Lawmakers responded with more than $16 billion in funding for new private care options for veterans and new appointment space for VA physicians. Blake said advocates have been watching VA's response warily, acknowledging improvements but also seeing reasons for concern about the slow pace of change.
"We wouldn't be so naive to say VA has already fixed the problem," he said.
Coalition officials want more funding for staff hiring and appointment space, and for lawmakers to ensure that problem employees are held accountable, to ensure similar problems won't resurface.
Joe Violante, national legislative director for Disabled American Veterans, said coalition officials also are concerned with the lingering claims backlog problems, and whether VA will be able to meet its stated goal of zeroing out the overdue cases by the end of 2015.
He also said advocates will push lawmakers to keep a close eye on VA's claims appeals, which have grown steadily in recent years.

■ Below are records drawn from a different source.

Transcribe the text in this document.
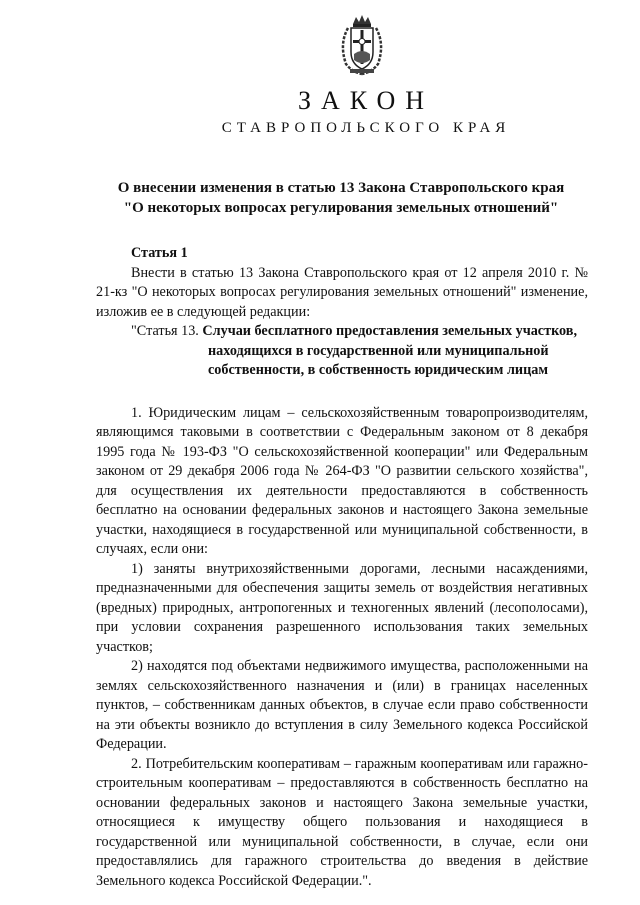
ЗАКОН
СТАВРОПОЛЬСКОГО КРАЯ
О внесении изменения в статью 13 Закона Ставропольского края
"О некоторых вопросах регулирования земельных отношений"

Статья 1

Внести в статью 13 Закона Ставропольского края от 12 апреля 2010 г. № 21-кз "О некоторых вопросах регулирования земельных отношений" изменение, изложив ее в следующей редакции:

"Статья 13. Случаи бесплатного предоставления земельных участков,

находящихся в государственной или муниципальной

собственности, в собственность юридическим лицам

1. Юридическим лицам – сельскохозяйственным товаропроизводителям, являющимся таковыми в соответствии с Федеральным законом от 8 декабря 1995 года № 193-ФЗ "О сельскохозяйственной кооперации" или Федеральным законом от 29 декабря 2006 года № 264-ФЗ "О развитии сельского хозяйства", для осуществления их деятельности предоставляются в собственность бесплатно на основании федеральных законов и настоящего Закона земельные участки, находящиеся в государственной или муниципальной собственности, в случаях, если они:

1) заняты внутрихозяйственными дорогами, лесными насаждениями, предназначенными для обеспечения защиты земель от воздействия негативных (вредных) природных, антропогенных и техногенных явлений (лесополосами), при условии сохранения разрешенного использования таких земельных участков;

2) находятся под объектами недвижимого имущества, расположенными на землях сельскохозяйственного назначения и (или) в границах населенных пунктов, – собственникам данных объектов, в случае если право собственности на эти объекты возникло до вступления в силу Земельного кодекса Российской Федерации.

2. Потребительским кооперативам – гаражным кооперативам или гаражно-строительным кооперативам – предоставляются в собственность бесплатно на основании федеральных законов и настоящего Закона земельные участки, относящиеся к имуществу общего пользования и находящиеся в государственной или муниципальной собственности, в случае, если они предоставлялись для гаражного строительства до введения в действие Земельного кодекса Российской Федерации.".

Construction projects have made headlines recently because of dramatic cost overruns and missed completion deadlines, but the new recommendations also point to an aging infrastructure for the department that may need as much as $55 billion in new funding to adequately catch up to system demand.
Coalition members said they hope the policy recommendations are not only a challenge to lawmakers already conducting VA oversight but also an education tool for members of Congress who have not closely followed veterans issues in the past.
The veterans coalition — which includes Veterans of Foreign Wars and Amvets along with PVA and DAV — will release specific budget recommendations next month, at the same time that the White House's fiscal 2016 budget proposal is unveiled.